A multi-methods scholar, Noliwe Rooks is the L. Herbert Ballou University Professor in Africana Studies at Brown University, and the chair of Africana Studies. Her award-winning scholarship explores how education, beauty, race, and gender both impact and are impacted by popular culture, social history, and political life in the United States.
The author of six books and numerous articles, essays, and op-ed’s, the New York Public Library named Rooks’ latest book, Integrated: How Schools in America Failed Black Children as a Best Book in 2025, and she earned a 2025 NAACP Image Award nomination for nonfiction for her fifth monograph, A Passionate Mind in Relentless Pursuit: The Vision of Mary McLeod Bethune. In 2018, she earned an award for nonfiction from the Hurston/Wright Foundation for Cutting School: The Segrenomics of American Education. She has received research funding from the Ford Foundation and the Mellon Foundation among others.

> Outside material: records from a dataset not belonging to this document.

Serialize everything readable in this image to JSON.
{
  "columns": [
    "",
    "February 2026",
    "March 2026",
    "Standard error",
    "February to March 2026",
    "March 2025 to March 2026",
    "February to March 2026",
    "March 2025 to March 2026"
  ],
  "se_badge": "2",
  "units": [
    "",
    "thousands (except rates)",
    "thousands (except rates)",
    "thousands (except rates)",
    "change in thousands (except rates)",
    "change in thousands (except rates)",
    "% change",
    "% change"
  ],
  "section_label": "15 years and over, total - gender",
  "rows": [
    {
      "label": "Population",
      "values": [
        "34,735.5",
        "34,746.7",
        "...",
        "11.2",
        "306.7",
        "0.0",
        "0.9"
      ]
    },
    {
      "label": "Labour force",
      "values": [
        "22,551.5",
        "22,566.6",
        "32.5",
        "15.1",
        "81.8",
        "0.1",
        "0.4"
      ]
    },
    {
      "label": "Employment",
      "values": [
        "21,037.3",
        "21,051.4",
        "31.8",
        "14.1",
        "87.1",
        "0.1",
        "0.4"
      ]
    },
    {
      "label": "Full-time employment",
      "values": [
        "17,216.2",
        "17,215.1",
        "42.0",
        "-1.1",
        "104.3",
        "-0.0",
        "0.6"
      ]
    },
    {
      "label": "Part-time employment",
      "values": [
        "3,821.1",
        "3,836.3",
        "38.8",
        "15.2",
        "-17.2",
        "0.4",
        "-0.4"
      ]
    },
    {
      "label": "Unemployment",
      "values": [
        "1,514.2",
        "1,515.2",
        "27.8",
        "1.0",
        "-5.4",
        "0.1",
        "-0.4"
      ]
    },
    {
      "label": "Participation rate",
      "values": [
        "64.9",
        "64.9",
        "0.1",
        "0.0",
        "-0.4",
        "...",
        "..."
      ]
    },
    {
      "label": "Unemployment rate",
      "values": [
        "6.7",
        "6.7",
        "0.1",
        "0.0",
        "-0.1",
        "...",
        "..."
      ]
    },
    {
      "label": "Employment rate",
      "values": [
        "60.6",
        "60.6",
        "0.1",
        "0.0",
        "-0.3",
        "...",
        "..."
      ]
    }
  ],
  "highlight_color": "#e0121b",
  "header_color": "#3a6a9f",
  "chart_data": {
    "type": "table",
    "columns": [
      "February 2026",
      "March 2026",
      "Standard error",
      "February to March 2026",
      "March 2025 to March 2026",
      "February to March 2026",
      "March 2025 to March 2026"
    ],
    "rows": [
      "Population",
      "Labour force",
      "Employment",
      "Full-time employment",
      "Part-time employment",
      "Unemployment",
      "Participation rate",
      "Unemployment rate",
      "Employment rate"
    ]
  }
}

She lectures frequently at colleges and universities around the country and is a contributor to popular outlets such as The New York Times, The Washington Post, The Chronicle of Higher Education, Time Magazine and NPR.
Inducted into the Society of American Historians, and Morehouse College’s Society of Fellows in 2025, her most recent book, Integrated: How American Schools Failed Black Children (Pantheon, 2025)is about how the implementation of integration/desegregation strategies impacted Black children and communities, and explores four generations of her family history with education in the United States.